Pressures from predation play a role in the foraging behavior of M. bellicosus, which will vary between the two types of environments. This was measured by observing when the termites will stop foraging in an area while varying the pressure from predators. In the savanna, there was gradual increase in the amount of unused food remaining in response to increasing predation, while in contrast food was immediately abandoned in response to any predation in the forest. Also, in the absence of predation, less food was left not utilized in the savanna, indicating that a higher value is placed on food in this particular habitat. These observations are in accordance with the higher availability of food in the forest in comparison to the savanna.

====Lifetime reproductive success====

Examining the reproductive outputs of the two types of M. bellicosus habitats showed that the colonies in the savanna reproduced more frequently than the forest colonies, and also produce higher numbers of offspring. Likewise, the growth rates of the colony mounds, which can be correlated with the overall growth rates of the colonies, are also higher in the savanna mounds. Despite the higher availability of food in the forest habitat, and lower probability of survival in the savanna, the lifetime reproductive success of the colonies in the savanna were estimated to be much higher than those in the forest.

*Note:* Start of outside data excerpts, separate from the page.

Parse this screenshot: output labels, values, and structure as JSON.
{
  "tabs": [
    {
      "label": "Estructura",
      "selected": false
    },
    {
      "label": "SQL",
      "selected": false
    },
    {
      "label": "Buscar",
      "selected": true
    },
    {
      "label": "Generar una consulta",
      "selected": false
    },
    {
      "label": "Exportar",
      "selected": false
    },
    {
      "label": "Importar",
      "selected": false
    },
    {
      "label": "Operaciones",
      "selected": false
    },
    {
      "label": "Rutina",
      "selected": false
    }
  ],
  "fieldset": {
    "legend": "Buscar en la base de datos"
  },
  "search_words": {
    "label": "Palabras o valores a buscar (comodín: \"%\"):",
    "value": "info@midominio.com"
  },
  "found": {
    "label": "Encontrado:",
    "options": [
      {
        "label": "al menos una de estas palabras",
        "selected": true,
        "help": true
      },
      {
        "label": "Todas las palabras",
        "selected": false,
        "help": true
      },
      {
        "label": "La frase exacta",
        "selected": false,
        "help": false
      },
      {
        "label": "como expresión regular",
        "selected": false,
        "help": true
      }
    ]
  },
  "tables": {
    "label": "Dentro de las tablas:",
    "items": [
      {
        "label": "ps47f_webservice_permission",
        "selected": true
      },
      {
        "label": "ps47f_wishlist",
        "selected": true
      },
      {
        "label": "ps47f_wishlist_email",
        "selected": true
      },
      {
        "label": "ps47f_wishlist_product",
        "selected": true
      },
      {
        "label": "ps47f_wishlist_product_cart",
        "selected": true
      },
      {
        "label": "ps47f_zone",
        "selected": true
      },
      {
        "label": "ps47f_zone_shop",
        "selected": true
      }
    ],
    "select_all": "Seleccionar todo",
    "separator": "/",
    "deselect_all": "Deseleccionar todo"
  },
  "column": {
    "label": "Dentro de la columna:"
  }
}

====Interspecific competition====

Foraging activities of M. bellicosus and other detritivorous termites are at a peak during the rainy season. It was observed that in the savanna, where even during the rainy season the availability of food is limited, the other termites exhibit complementary foraging in response to M. bellicosus, where they were more active in the absence of this dominant detritivore. This behavior indicates that there may be interspecific competition occurring between termites for available resources.